MCT yağlarının kullanımında akıllı olun : MCT’ler veya orta zincirli trigliseritler, mitokondride hızlı oksidasyon için doğrudan portal dolaşıma emilen ve karaciğere taşınan bir tür yağ asididir. Hemen enerji için kullanılabilirler. Tüketilen yağların çoğunu oluşturan uzun zincirli yağ asitlerinin aksine, MCT’ler son derece verimli bir yağ kaynağıdır. MCT yağı, vücudu ketozise atmaya yardımcı olmak için keto diyet yapanlara başlamak için harika bir araçtır. MCT’leri tüketmek de kilo vermeye yardımcı olabilirözellikle tip 2 diyabeti olanlar için. Bununla birlikte, vücut keto-adapte hale geldiğinde, MCT yağı vücudun yağ yakmasını önleyerek potansiyel kilo kaybını geciktirebilir. MCT’ler hindistancevizi yağında yüksek konsantrasyonlarda bulunur, ancak ek formda da bulunabilir. MCT yağı ile takviye ederken, dozajla aşırıya kaçmamak önemlidir. Kilo kaybının engellenmesi veya gastrointestinal rahatsızlıkların dahil olabileceği komplikasyon riskini azaltmak için kademeli olarak artırın.
Ek jargonunu gözden geçirin : Keto diyet yapanları hedefleyen tonlarca takviye var. Etikette “keto” yazması tüketmenin iyi olduğu anlamına gelmez. Sağlığı korumak için takviyeleri tutumlu ve akıllıca kullanın.

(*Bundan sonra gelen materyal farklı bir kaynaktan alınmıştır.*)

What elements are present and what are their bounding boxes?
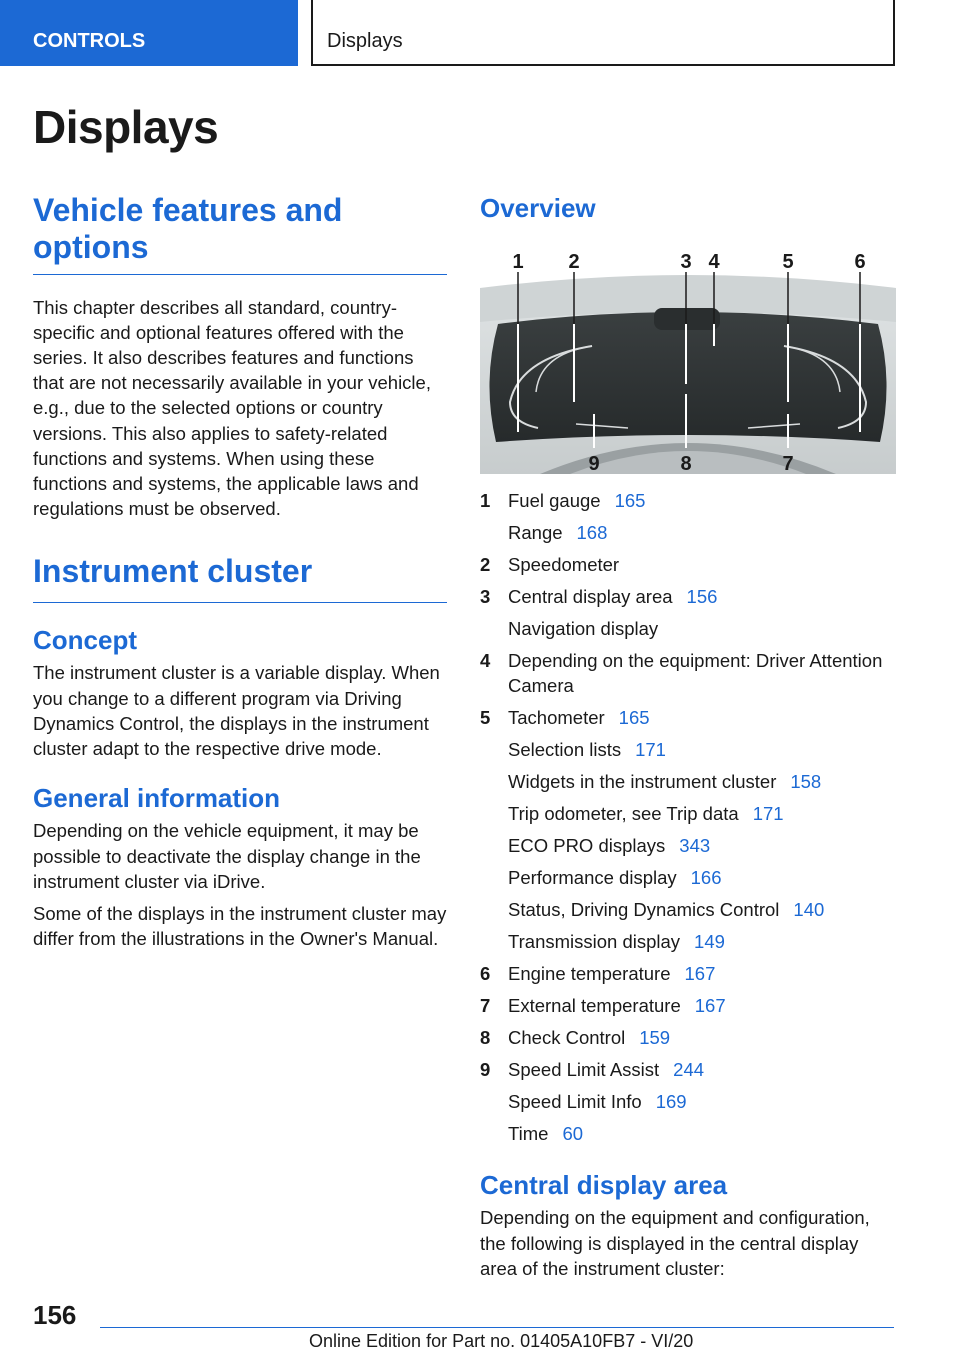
legend-text [508, 865, 896, 890]
legend-number [480, 833, 508, 858]
legend-label: Fuel gauge [508, 489, 601, 511]
page-reference-link[interactable]: 166 [690, 867, 722, 889]
general-info-paragraph-1: Depending on the vehicle equipment, it may be possible to deactivate the display change in the instrument cluster via iDrive. [33, 820, 421, 892]
callout-6: 6 [854, 250, 866, 273]
legend-item [480, 993, 896, 1018]
page-reference-link[interactable]: 165 [614, 489, 646, 511]
page-reference-link[interactable]: 156 [686, 585, 718, 607]
legend-item [480, 1089, 896, 1114]
legend-number [480, 1121, 508, 1146]
legend-item [480, 897, 896, 922]
legend-number [480, 1089, 508, 1114]
legend-item [480, 584, 896, 609]
legend-item [480, 865, 896, 890]
legend-number [480, 865, 508, 890]
legend-label: Engine temperature [508, 963, 671, 985]
page-reference-link[interactable]: 158 [790, 771, 822, 793]
legend-label: Speed Limit Assist [508, 1059, 660, 1081]
legend-label: Speedometer [508, 553, 620, 575]
legend-text [508, 737, 896, 762]
page-reference-link[interactable]: 167 [684, 963, 716, 985]
legend-label: Transmission display [508, 931, 681, 953]
legend-label: Status, Driving Dynamics Control [508, 899, 780, 921]
footer-rule [100, 1327, 894, 1328]
legend-text [508, 833, 896, 858]
legend-item [480, 1121, 896, 1146]
legend-label: ECO PRO displays [508, 835, 666, 857]
legend-item [480, 1057, 896, 1082]
legend-label: Range [508, 521, 563, 543]
instrument-cluster-figure [480, 242, 896, 474]
legend-list [480, 488, 896, 1146]
header-section-tab: CONTROLS [0, 0, 298, 66]
legend-number [480, 801, 508, 826]
legend-text [508, 584, 896, 609]
legend-item [480, 769, 896, 794]
legend-label: External temperature [508, 995, 681, 1017]
legend-text [508, 993, 896, 1018]
callout-1: 1 [512, 250, 524, 273]
concept-heading: Concept [33, 625, 137, 656]
legend-text [508, 520, 896, 545]
legend-label: Central display area [508, 585, 673, 607]
legend-item [480, 737, 896, 762]
legend-number: 6 [480, 963, 491, 985]
vehicle-features-heading: Vehicle features and options [33, 192, 447, 275]
legend-text [508, 1025, 896, 1050]
callout-4: 4 [708, 250, 720, 273]
page-reference-link[interactable]: 171 [635, 739, 666, 761]
legend-label: Performance display [508, 867, 677, 889]
page-reference-link[interactable]: 171 [752, 803, 784, 825]
page-reference-link[interactable]: 244 [673, 1059, 705, 1081]
legend-number [480, 616, 508, 641]
page-reference-link[interactable]: 167 [694, 995, 726, 1017]
page-reference-link[interactable]: 149 [694, 931, 725, 953]
legend-number: 3 [480, 585, 491, 607]
instrument-cluster-illustration [480, 242, 896, 474]
callout-5: 5 [782, 250, 794, 273]
legend-number [480, 929, 508, 954]
general-info-paragraph-2: Some of the displays in the instrument cluster may differ from the illustrations in the Owner's Manual. [33, 903, 447, 950]
legend-label: Depending on the equipment: Driver Attention Camera [508, 649, 883, 697]
legend-number [480, 737, 508, 762]
page-reference-link[interactable]: 169 [655, 1091, 687, 1113]
legend-number: 9 [480, 1059, 491, 1081]
legend-label: Trip odometer, see Trip data [508, 803, 739, 825]
legend-number: 1 [480, 489, 491, 511]
page-reference-link[interactable]: 140 [793, 899, 825, 921]
page-reference-link[interactable]: 60 [562, 1123, 584, 1145]
callout-9: 9 [588, 452, 600, 474]
legend-label: Tachometer [508, 707, 605, 729]
footer-edition: Online Edition for Part no. 01405A10FB7 - VI/20 [309, 1331, 694, 1351]
legend-text [508, 961, 896, 986]
legend-number: 8 [480, 1027, 491, 1049]
page-title: Displays [33, 101, 219, 153]
legend-item [480, 520, 896, 545]
legend-label: Navigation display [508, 617, 659, 639]
legend-number [480, 520, 508, 545]
legend-text [508, 929, 896, 954]
central-display-heading: Central display area [480, 1170, 728, 1201]
legend-label: Selection lists [508, 739, 622, 761]
legend-number: 2 [480, 553, 491, 575]
page-reference-link[interactable]: 165 [618, 707, 650, 729]
legend-item [480, 552, 896, 577]
legend-item [480, 833, 896, 858]
legend-text [508, 801, 896, 826]
overview-heading: Overview [480, 193, 596, 223]
page-number: 156 [33, 1300, 77, 1330]
legend-label: Time [508, 1123, 549, 1145]
legend-text [508, 1121, 896, 1146]
legend-number [480, 897, 508, 922]
page-reference-link[interactable]: 159 [639, 1027, 671, 1049]
legend-number: 7 [480, 995, 491, 1017]
legend-text [508, 897, 896, 922]
legend-label: Speed Limit Info [508, 1091, 642, 1113]
legend-text [508, 616, 896, 641]
legend-text [508, 769, 896, 794]
legend-item [480, 1025, 896, 1050]
general-info-heading: General information [33, 783, 281, 814]
concept-paragraph: The instrument cluster is a variable display. When you change to a different program via Driving Dynamics Control, the displays in the instrument cluster adapt to the respective drive mode. [33, 662, 440, 760]
legend-text [508, 648, 896, 698]
legend-number: 4 [480, 649, 491, 671]
legend-number [480, 769, 508, 794]
callout-2: 2 [568, 250, 580, 273]
legend-item [480, 488, 896, 513]
callout-3: 3 [680, 250, 692, 273]
left-column [33, 192, 447, 951]
callout-8: 8 [680, 452, 692, 474]
legend-item [480, 961, 896, 986]
legend-text [508, 705, 896, 730]
callout-7: 7 [782, 452, 794, 474]
legend-label: Widgets in the instrument cluster [508, 771, 777, 793]
legend-text [508, 1057, 896, 1082]
instrument-cluster-heading: Instrument cluster [33, 553, 447, 603]
legend-text [508, 1089, 896, 1114]
legend-text [508, 488, 896, 513]
legend-item [480, 801, 896, 826]
central-display-paragraph: Depending on the equipment and configuration, the following is displayed in the central display area of the instrument cluster: [480, 1207, 870, 1279]
right-column [480, 192, 896, 1281]
page-reference-link[interactable]: 343 [679, 835, 711, 857]
legend-text [508, 552, 896, 577]
page-reference-link[interactable]: 168 [576, 521, 608, 543]
legend-item [480, 648, 896, 698]
legend-item [480, 705, 896, 730]
legend-item [480, 616, 896, 641]
header-chapter-title: Displays [311, 0, 895, 66]
legend-label: Check Control [508, 1027, 626, 1049]
legend-number: 5 [480, 707, 491, 729]
legend-item [480, 929, 896, 954]
intro-paragraph: This chapter describes all standard, country-specific and optional features offered with the series. It also describes features and functions that are not necessarily available in your vehicle, e.g., due to the selected options or country versions. This also applies to safety-related functions and systems. When using these functions and systems, the applicable laws and regulations must be observed. [33, 296, 431, 520]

Eksojen ketonlar, ketozise ulaşmaya yardımcı olmak için pratik ve etkili bir yoldur. Yakın zamanda yapılan bir çalışma, eksojen ketonların beta-hidroksibutiratı artırdığını göstermiştir.
Ketonları izlemek için idrarı değil kanı kontrol edin : Keton seviyenizi test ederken, doğru yöntemi kullanmak için zaman ayırın. İdrar özellikle vücut keto-adapte olduktan sonra çok yanlış olabilir. Kan seviyesinin izlenmesi en iyi ve en doğru yöntemdir, ancak nefes testlerinin de etkili olduğu kanıtlanmıştır. Çalışmalar, idrar testinin ketonlar için kan testinden daha az etkili olduğunu bulmuştur. Ek olarak, idrar testi daha az etkilidir.
Sağlıklı bir yaşam için ketonlar ve ketozis : Ketonların vücudu nasıl etkilediğini anlamak, daha sağlıklı bir siz olmanın ilk adımıdır. Keton üretiminin ve ketojenik diyetin faydalarını anladıktan sonra, gemiye atlamak istememek zordur. Ketojenik bir diyet uygulamanın etkinliğini ve sağlığa büyük yararlarını destekleyen araştırmalar sürekli olarak yürütülmektedir.
Bazı sağlık yararları arasında azalmış iltihaplanma, yavaşlayan yaşlanma, azalmış hastalık riski, gelişmiş kan şekeri kontrolü ve tip 2 diyabet geliştirme riski, artan zihinsel netlik, geliştirilmiş enerji seviyeleri ve kilo kaybı yer alır. Doğru keton bilgisi ve diyetin nasıl doğru şekilde uygulanacağı ile daha sağlıklı bir yaşam parmaklarınızın ucunda.